Making Justice Work for Victims and Witnesses

Analysis of Consultation Responses on Victims and Witnesses Bill

2 Introduction


2.1 The Scottish Strategy for Victims was published in 2001 and set out an action plan based on three core principles; that victims should be provided with generic and case specific information; that they should receive appropriate support; and that they should have their voice heard. Subsequently in 2005 the National Standards for Victims of Crime set out the level of service that victims and witnesses should expect in their dealings with the criminal justice and children's hearing systems.

2.2 Much of the work on witnesses in recent years has focused on implementing the Vulnerable Witnesses (Scotland) Act 2004, phased in between 2005 and 2008; and providing greater focus on the needs of witnesses when giving evidence.

2.3 The Scottish Government is planning to introduce a Victims and Witnesses Bill, to improve the support available to victims and witnesses and in May 2012 issued a consultation to obtain views on a number of proposals to improve the experience of such individuals.

The consultation

2.4 The consultation contained 54 questions in relation to a number of key proposals:

  • Introducing a victim surcharge so that offenders pay towards the cost of supporting victims;
  • Requiring the courts to consider compensation in every case where a victim has suffered injury, loss or distress;
  • Creating a duty on relevant public agencies to set clear standards of service for victims and witnesses;
  • Creating an automatic right to special measures for victims in cases involving sexual offences and domestic abuse;
  • Commissioning a feasibility study into how the SG can provide much better information for victims and the public about specific cases;
  • Improving the way cases are managed so that victims and witnesses can have far greater confidence that, where they are required to give evidence, the case will go ahead on the day as planned;
  • Victims should be able to make oral representations to a member of the Parole Board so that they can contribute effectively to decisions about parole for criminals subject to life sentences.

Responses to the consultation

2.5 The Scottish Government received 77 responses to this consultation; 59 from organisations and 18 from individuals.
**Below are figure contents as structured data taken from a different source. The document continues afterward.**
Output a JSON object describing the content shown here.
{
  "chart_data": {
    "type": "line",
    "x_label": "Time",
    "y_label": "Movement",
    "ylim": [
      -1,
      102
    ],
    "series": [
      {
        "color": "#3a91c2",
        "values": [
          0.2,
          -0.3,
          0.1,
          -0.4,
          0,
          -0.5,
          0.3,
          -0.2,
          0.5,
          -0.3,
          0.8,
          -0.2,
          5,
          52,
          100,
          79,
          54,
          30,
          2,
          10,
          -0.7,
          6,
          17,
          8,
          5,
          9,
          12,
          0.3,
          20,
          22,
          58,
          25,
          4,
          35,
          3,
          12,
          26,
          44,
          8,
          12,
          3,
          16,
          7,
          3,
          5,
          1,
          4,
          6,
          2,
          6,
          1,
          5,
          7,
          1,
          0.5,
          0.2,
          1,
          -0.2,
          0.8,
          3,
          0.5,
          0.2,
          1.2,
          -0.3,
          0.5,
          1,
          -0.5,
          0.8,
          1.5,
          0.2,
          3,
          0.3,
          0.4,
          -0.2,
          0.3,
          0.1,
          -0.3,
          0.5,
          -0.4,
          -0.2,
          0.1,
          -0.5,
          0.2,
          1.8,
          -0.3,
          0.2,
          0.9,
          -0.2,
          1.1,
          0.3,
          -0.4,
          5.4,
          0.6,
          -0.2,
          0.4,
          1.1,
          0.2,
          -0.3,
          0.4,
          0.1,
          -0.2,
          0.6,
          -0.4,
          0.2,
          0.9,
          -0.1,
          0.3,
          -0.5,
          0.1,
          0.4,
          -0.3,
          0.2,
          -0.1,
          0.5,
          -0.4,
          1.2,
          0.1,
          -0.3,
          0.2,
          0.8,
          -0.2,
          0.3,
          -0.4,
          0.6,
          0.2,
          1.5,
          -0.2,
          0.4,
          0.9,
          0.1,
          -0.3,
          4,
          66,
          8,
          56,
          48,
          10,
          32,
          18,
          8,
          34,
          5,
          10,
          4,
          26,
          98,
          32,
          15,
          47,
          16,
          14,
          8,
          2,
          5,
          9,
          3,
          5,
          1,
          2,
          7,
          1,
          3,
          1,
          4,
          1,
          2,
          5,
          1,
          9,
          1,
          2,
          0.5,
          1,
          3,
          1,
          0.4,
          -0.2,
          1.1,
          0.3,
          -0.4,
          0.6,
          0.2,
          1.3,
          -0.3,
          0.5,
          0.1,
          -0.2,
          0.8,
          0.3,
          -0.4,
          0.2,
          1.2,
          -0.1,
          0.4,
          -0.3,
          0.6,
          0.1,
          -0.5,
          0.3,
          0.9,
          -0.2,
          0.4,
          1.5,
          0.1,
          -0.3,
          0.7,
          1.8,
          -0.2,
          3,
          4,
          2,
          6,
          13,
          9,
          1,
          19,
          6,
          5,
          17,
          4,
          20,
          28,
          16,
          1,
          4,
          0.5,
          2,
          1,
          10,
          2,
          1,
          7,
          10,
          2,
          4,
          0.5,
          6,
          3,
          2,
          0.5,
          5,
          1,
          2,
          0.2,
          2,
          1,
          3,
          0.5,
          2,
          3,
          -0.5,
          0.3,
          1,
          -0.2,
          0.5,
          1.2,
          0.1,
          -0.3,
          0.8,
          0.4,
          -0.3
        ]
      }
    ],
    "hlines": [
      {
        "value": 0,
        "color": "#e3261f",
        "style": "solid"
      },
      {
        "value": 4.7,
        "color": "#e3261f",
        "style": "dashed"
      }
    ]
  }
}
Responses were assigned to sub-groups for analysis purposes. These sub-groups are shown in the following table.

Table 1.1 Consultation responses

Sub-group Number
Police organisation 6
Local Authority 17
Public Body 10
Voluntary / 3rd sector organisation 20
Legal organisation 3
Other organisation 3
Individual 18
Total 77

Analysis and reporting

2.6 Comments given at each question were examined and key themes, similar issues raised or comments made in a number of responses, were identified. In addition, we looked for sub-themes such as reasons for opinions, specific examples or explanations, alternative suggestions or other related comments.

2.7 Where possible, we looked at whether consultees said they agreed or disagreed with the specific proposals; however as not all consultees replied using the consultation questionnaire, it was not possible to ascertain support or disagreement for all consultees; this should be borne in mind when reading any figures mentioned in the reporting.

2.8 The key themes were looked at in relation to sub-groups (individuals and organisation types) to ascertain whether any particular theme was specific to one particular group, or whether it appeared in responses across groups.

2.9 When reading sub-group differences, it must be also borne in mind that where a specific opinion has been identified in relation to a particular group or groups, this does not indicate that other groups do not share this opinion, but rather that they have simply not commented on that particular point. In addition, the numbers in the organisation sub-groups were too small to allow for any meaningful conclusions to be drawn.

2.10 While the consultation gave all those who wished to comment an opportunity to do so, given the self-selecting nature of this type of exercise, any figures quoted here cannot be extrapolated to a wider population outwith the consultee sample.

2.11 Not all respondents answered each question directly; rather they chose to focus on issues of specific importance to them. As such, some responses do not address directly the question as it is asked.

2.12 This consultation addresses some complex issues and some of the responses ask for further clarification on specific issues rather than providing an answer to the question being asked. A few of the responses also suggest there is a degree of confusion over some of the proposals being put forward.

2.13 The following chapters document the substance of the analysis and present the main issues and views expressed in responses. These chapters follow the ordering of the sections in the consultation document.

2.14 Appropriate verbatim comments, from those who gave permission for their responses to be made public, are used throughout the report to illustrate themes or to provide extra detail for some specific points.